Dix hommes à abattre (Ten wanted men) – de H. Bruce Humberstone – 1955
Randolph Scott décidé à se venger après la mort d’un proche… Voilà une phrase qui peut résumer une belle quantité de westerns. De là à dire que celui-ci tombe dans la facilité, il y a un pas que je ne franchirais pas. Il y a bien des raccourcis dans ce film : une romance qui se noue en un quart de seconde, un prétexte de querelle auquel on a bien du mal à croire, des rebondissements téléphonés (on sait d’emblée qui va se faire tuer et qui va s’en sortir). Mais il y a aussi des choses assez enthousiasmantes.
Et ça commence par une scène inattendue : un braquage de diligence (oui, oh, rien de bien original), qui s’avère être une blague, que vient dévoiler le grand rire d’un Randolph Scott inhabituellement jovial en grand propriétaire tout à son bonheur de retrouver son frère et son neveu, qu’il n’a pas vus depuis dix-huit ans. Sauf que le neveu tombe raide amoureux (au premier regard) d’une jeune femme qu’un autre grand propriétaire veut garder pour lui. C’est Richard Boone, alors on sait qu’il sera le grand méchant de l’histoire. Pas manqué.
C’est le grand méchant, mais il est assez étonnant.
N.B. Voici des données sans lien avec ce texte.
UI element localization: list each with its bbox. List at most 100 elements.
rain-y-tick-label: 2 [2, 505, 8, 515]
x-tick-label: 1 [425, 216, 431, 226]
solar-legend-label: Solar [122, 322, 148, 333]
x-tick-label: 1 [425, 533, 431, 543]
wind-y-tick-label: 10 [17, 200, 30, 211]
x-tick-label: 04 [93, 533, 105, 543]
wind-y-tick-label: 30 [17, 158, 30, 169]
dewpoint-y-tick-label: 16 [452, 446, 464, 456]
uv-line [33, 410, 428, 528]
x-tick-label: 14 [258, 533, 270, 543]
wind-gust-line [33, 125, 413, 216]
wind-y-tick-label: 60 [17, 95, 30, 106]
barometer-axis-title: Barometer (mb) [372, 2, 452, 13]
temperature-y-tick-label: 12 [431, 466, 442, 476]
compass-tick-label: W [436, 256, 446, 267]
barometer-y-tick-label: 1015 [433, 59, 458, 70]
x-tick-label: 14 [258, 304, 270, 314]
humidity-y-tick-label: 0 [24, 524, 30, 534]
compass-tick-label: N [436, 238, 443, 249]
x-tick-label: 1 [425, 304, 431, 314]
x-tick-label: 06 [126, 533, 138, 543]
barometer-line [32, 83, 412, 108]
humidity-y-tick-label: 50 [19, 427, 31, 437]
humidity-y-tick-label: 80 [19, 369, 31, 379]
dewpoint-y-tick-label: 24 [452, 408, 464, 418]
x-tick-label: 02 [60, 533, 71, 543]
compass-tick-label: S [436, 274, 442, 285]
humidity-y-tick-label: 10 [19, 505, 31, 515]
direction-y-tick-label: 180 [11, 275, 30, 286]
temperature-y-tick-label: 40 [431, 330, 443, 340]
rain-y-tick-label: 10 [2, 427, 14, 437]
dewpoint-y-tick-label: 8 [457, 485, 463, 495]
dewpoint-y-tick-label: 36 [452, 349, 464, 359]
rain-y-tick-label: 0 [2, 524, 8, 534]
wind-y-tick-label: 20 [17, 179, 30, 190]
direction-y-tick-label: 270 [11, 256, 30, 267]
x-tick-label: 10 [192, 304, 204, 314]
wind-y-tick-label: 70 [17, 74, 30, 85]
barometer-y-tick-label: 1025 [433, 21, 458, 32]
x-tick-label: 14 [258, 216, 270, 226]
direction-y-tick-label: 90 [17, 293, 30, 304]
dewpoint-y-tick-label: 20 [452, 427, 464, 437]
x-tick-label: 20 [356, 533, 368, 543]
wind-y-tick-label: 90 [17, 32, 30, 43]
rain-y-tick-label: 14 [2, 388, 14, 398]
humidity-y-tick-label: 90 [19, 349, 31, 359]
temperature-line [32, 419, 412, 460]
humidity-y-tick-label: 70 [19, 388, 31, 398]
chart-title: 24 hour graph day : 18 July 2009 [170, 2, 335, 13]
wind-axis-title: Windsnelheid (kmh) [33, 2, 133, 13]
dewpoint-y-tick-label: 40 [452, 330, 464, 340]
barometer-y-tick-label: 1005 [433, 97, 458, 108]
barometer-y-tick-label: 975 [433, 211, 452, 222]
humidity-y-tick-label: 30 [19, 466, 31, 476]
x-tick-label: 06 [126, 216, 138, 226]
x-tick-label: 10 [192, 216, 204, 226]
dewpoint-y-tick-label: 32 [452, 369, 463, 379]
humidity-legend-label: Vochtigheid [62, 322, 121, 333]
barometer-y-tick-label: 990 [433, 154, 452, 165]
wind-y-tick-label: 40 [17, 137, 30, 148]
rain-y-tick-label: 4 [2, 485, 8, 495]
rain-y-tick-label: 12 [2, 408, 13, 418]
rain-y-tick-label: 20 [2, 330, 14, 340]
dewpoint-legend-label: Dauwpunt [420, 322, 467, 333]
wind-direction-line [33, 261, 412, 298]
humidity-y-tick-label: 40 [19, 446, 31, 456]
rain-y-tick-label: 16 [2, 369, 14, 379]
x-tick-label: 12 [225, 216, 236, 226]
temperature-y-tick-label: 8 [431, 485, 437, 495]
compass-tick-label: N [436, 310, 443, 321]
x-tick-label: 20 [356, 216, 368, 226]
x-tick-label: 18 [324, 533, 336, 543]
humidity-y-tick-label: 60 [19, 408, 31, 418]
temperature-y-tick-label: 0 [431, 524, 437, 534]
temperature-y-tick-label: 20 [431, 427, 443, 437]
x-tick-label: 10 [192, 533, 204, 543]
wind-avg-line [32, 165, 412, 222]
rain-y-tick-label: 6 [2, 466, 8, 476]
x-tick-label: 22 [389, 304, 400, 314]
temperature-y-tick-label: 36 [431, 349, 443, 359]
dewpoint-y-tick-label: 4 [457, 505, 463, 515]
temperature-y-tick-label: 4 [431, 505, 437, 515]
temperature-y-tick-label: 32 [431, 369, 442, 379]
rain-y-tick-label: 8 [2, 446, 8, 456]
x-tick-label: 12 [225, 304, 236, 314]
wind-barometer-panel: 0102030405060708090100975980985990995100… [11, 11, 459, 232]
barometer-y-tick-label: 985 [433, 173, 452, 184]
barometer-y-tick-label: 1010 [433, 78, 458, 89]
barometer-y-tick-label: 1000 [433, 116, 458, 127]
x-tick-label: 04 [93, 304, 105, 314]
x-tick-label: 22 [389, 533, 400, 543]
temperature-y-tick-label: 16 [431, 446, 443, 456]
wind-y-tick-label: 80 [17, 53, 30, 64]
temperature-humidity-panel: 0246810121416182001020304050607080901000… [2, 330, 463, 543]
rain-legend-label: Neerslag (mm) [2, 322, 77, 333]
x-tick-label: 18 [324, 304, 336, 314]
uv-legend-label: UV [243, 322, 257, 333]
Parce qu’il n’est visiblement motivé que par l’amour (un amour très possessif, mais un amour quand même), et pas par l’argent ou le pouvoir. Parce qu’il ne tarde pas à se faire dépasser par les tueurs qu’il a engagés. Et parce qu’il est franchement assez pathétique, jusqu’au duel (presque) final attendu.
Ce western détonne par la place qu’il réserve aux femmes et aux romances, centrales à plusieurs titres. Le scénario n’est certes pas d’une très grande finesse, mais Humberstone, cinéaste nettement moins réputé que Boetticher ou De Toth dans le genre (pour citer les deux cinéastes fétiches de Randolph Scott au cours de cette décennie), mais il signe un western passionnant, avec quelques très beaux moments, à l’image de cette scène d’attente dans la maison assiégée, avec une série furtive de gros plans magnifiques.
Belle aussi, la relation de Scott avec la veuve jouée par Jocelyne Brando (la sœur de), romance qui ne dit pas son nom. Humberstone met joliment en scène la tendresse qui unit cet homme jovial et très entouré et pourtant solitaire, et cette femme plus si jeune. Les autres rôles féminins ne sont sans doute pas aussi intéressants, aussi développés. Mais ne serait-ce que pour la place qui est réservée aux femmes, Dix hommes à abattre mérite d’être découvert.